Enquanto os grupos permitem discussões com ambições intelectuais, Insta e Face (para os íntimos) são alternativas mais hedonistas, leves ou até com uma pitada de ostentação. Como no WhatsApp, essas ferramentas também provocam dependência. Usuários entram e saem dessas páginas, dando “refresh” em suas telas indefinidamente. Aliás, quando alguém têm mais de mil seguidores (ou segue uma quantidade semelhante de contas), é possível passar o dia inteiro à frente dessa telinha, seja como voyer (observando o que os outros postam) ou como alguém interativo e opinativo (o que pode soar chato para certas pessoas).
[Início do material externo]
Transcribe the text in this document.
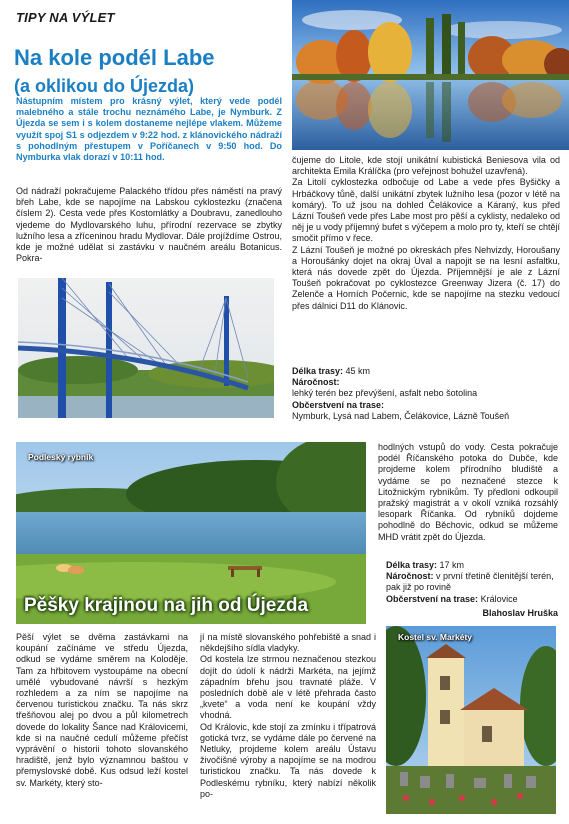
TIPY NA VÝLET
Na kole podél Labe
(a oklikou do Újezda)
Nástupním místem pro krásný výlet, který vede podél malebného a stále trochu neznámého Labe, je Nymburk. Z Újezda se sem i s kolem dostaneme nejlépe vlakem. Můžeme využít spoj S1 s odjezdem v 9:22 hod. z klánovického nádraží s pohodlným přestupem v Poříčanech v 9:50 hod. Do Nymburka vlak dorazí v 10:11 hod.
Od nádraží pokračujeme Palackého třídou přes náměstí na pravý břeh Labe, kde se napojíme na Labskou cyklostezku (značena číslem 2). Cesta vede přes Kostomlátky a Doubravu, zanedlouho vjedeme do Mydlovarského luhu, přírodní rezervace se zbytky lužního lesa a zříceninou hradu Mydlovar. Dále projíždíme Ostrou, kde je možné udělat si zastávku v naučném areálu Botanicus. Pokra-

čujeme do Litole, kde stojí unikátní kubistická Beniesova vila od architekta Emila Králíčka (pro veřejnost bohužel uzavřená).

Za Litolí cyklostezka odbočuje od Labe a vede přes Byšičky a Hrbáčkovy tůně, další unikátní zbytek lužního lesa (pozor v létě na komáry). To už jsou na dohled Čelákovice a Káraný, kus před Lázní Toušeň vede přes Labe most pro pěší a cyklisty, nedaleko od něj je u vody příjemný bufet s výčepem a molo pro ty, kteří se chtějí smočit přímo v řece.

Z Lázní Toušeň je možné po okreskách přes Nehvizdy, Horoušany a Horoušánky dojet na okraj Úval a napojit se na lesní asfaltku, která nás dovede zpět do Újezda. Příjemnější je ale z Lázní Toušeň pokračovat po cyklostezce Greenway Jizera (č. 17) do Zelenče a Horních Počernic, kde se napojíme na stezku vedoucí přes dálnici D11 do Klánovic.

Délka trasy: 45 km
Náročnost:
lehký terén bez převýšení, asfalt nebo šotolina
Občerstvení na trase:
Nymburk, Lysá nad Labem, Čelákovice, Lázně Toušeň
Podleský rybník
Pěšky krajinou na jih od Újezda
hodlných vstupů do vody. Cesta pokračuje podél Říčanského potoka do Dubče, kde projdeme kolem přírodního bludiště a vydáme se po neznačené stezce k Litožnickým rybníkům. Ty předloni odkoupil pražský magistrát a v okolí vzniká rozsáhlý lesopark Říčanka. Od rybníků dojdeme pohodlně do Běchovic, odkud se můžeme MHD vrátit zpět do Újezda.
Délka trasy: 17 km
Náročnost: v první třetině členitější terén, pak již po rovině
Občerstvení na trase: Královice
Blahoslav Hruška
Pěší výlet se dvěma zastávkami na koupání začínáme ve středu Újezda, odkud se vydáme směrem na Koloděje. Tam za hřbitovem vystoupáme na obecní umělé vybudované návrší s hezkým rozhledem a za ním se napojíme na červenou turistickou značku. Ta nás skrz třešňovou alej po dvou a půl kilometrech dovede do lokality Šance nad Královicemi, kde si na naučné cedulí můžeme přečíst vyprávění o historii tohoto slovanského hradiště, jenž bylo významnou baštou v přemyslovské době. Kus odsud leží kostel sv. Markéty, který sto-

jí na místě slovanského pohřebiště a snad i někdejšího sídla vladyky.

Od kostela lze strmou neznačenou stezkou dojít do údolí k nádrži Markéta, na jejímž západním břehu jsou travnaté pláže. V posledních době ale v létě přehrada často „kvete“ a voda není ke koupání vždy vhodná.

Od Královic, kde stojí za zmínku i třípatrová gotická tvrz, se vydáme dále po červené na Netluky, projdeme kolem areálu Ústavu živočišné výroby a napojíme se na modrou turistickou značku. Ta nás dovede k Podleskému rybníku, který nabízí několik po-

Kostel sv. Markéty
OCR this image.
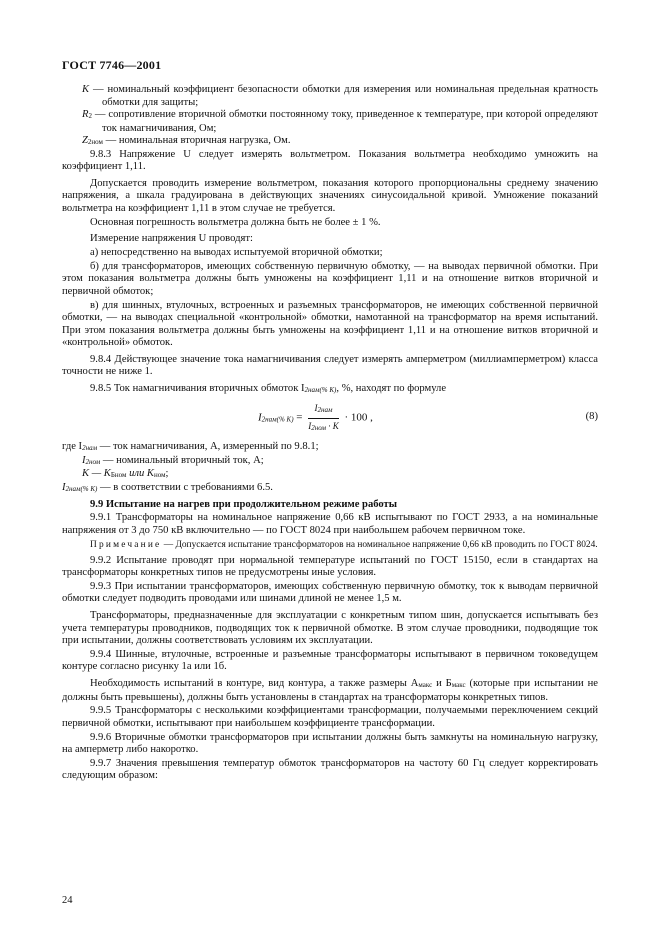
ГОСТ 7746—2001

K — номинальный коэффициент безопасности обмотки для измерения или номинальная предельная кратность обмотки для защиты;

R2 — сопротивление вторичной обмотки постоянному току, приведенное к температуре, при которой определяют ток намагничивания, Ом;

Z2ном — номинальная вторичная нагрузка, Ом.

9.8.3 Напряжение U следует измерять вольтметром. Показания вольтметра необходимо умножить на коэффициент 1,11.

Допускается проводить измерение вольтметром, показания которого пропорциональны среднему значению напряжения, а шкала градуирована в действующих значениях синусоидальной кривой. Умножение показаний вольтметра на коэффициент 1,11 в этом случае не требуется.

Основная погрешность вольтметра должна быть не более ± 1 %.

Измерение напряжения U проводят:

а) непосредственно на выводах испытуемой вторичной обмотки;

б) для трансформаторов, имеющих собственную первичную обмотку, — на выводах первичной обмотки. При этом показания вольтметра должны быть умножены на коэффициент 1,11 и на отношение витков вторичной и первичной обмоток;

в) для шинных, втулочных, встроенных и разъемных трансформаторов, не имеющих собственной первичной обмотки, — на выводах специальной «контрольной» обмотки, намотанной на трансформатор на время испытаний. При этом показания вольтметра должны быть умножены на коэффициент 1,11 и на отношение витков вторичной и «контрольной» обмоток.

9.8.4 Действующее значение тока намагничивания следует измерять амперметром (миллиамперметром) класса точности не ниже 1.

9.8.5 Ток намагничивания вторичных обмоток I2нам(% K), %, находят по формуле

I2нам(% $K) = \frac{\text{I2нам}}{\text{I2ном · K}} \cdot 100$ ,	(8)

где I2нам — ток намагничивания, А, измеренный по 9.8.1;

I2ном — номинальный вторичный ток, А;

K — KБном или Kном;

I2нам(% K) — в соответствии с требованиями 6.5.

9.9 Испытание на нагрев при продолжительном режиме работы

9.9.1 Трансформаторы на номинальное напряжение 0,66 кВ испытывают по ГОСТ 2933, а на номинальные напряжения от 3 до 750 кВ включительно — по ГОСТ 8024 при наибольшем рабочем первичном токе.

Примечание — Допускается испытание трансформаторов на номинальное напряжение 0,66 кВ проводить по ГОСТ 8024.

9.9.2 Испытание проводят при нормальной температуре испытаний по ГОСТ 15150, если в стандартах на трансформаторы конкретных типов не предусмотрены иные условия.

9.9.3 При испытании трансформаторов, имеющих собственную первичную обмотку, ток к выводам первичной обмотки следует подводить проводами или шинами длиной не менее 1,5 м.

Трансформаторы, предназначенные для эксплуатации с конкретным типом шин, допускается испытывать без учета температуры проводников, подводящих ток к первичной обмотке. В этом случае проводники, подводящие ток при испытании, должны соответствовать условиям их эксплуатации.

9.9.4 Шинные, втулочные, встроенные и разъемные трансформаторы испытывают в первичном токоведущем контуре согласно рисунку 1а или 1б.

Необходимость испытаний в контуре, вид контура, а также размеры Aмакс и Бмакс (которые при испытании не должны быть превышены), должны быть установлены в стандартах на трансформаторы конкретных типов.

9.9.5 Трансформаторы с несколькими коэффициентами трансформации, получаемыми переключением секций первичной обмотки, испытывают при наибольшем коэффициенте трансформации.

9.9.6 Вторичные обмотки трансформаторов при испытании должны быть замкнуты на номинальную нагрузку, на амперметр либо накоротко.

9.9.7 Значения превышения температур обмоток трансформаторов на частоту 60 Гц следует корректировать следующим образом:

24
Todas as redes, no entanto, têm um ponto em comum: os usuários estão, em algum momento, atrás do que os jovens chamam de “biscoitagem”. O que quer dizer essa gíria? Sabe o cachorro que faz todos os truques em troca de um biscoito? Bem, foi essa imagem que inspirou o termo, usadíssimo nas redes.

A “biscoitagem” faz alguém postar alguma coisa com o intuito de gerar elogios ou curtidas. Aparentemente, não há mal algum nisso – e, sinceramente, todos já fizeram esse tipo de coisa. Eu, você e as torcidas de Flamengo, Corinthians, São Paulo, Palmeiras e Grêmio somadas.

O problema não é exatamente o comportamento em si, mas ficar dependente das curtidas e criar uma rotina apenas para satisfazer a audiência digital. Esse tipo de situação gera uma dependência quase química. Quando um post bomba, determinados usuários sentem um prazer enorme. E, assim, ficam presos nesse moto-contínuo.

O mesmo vale para os elogios recebidos em grupos de WhatsApp. Trata-se de uma roda digital de bate-papo. Mas muitos de nós encaram esses grupos como o ponto alto de suas vidas. Quando isso ocorre, no entanto, é porque o mundo real está chato demais. Hora, portanto, de reavaliar seus conceitos, como dizia uma propaganda antiga. Ou permanecer em uma vida que não lhe pertence.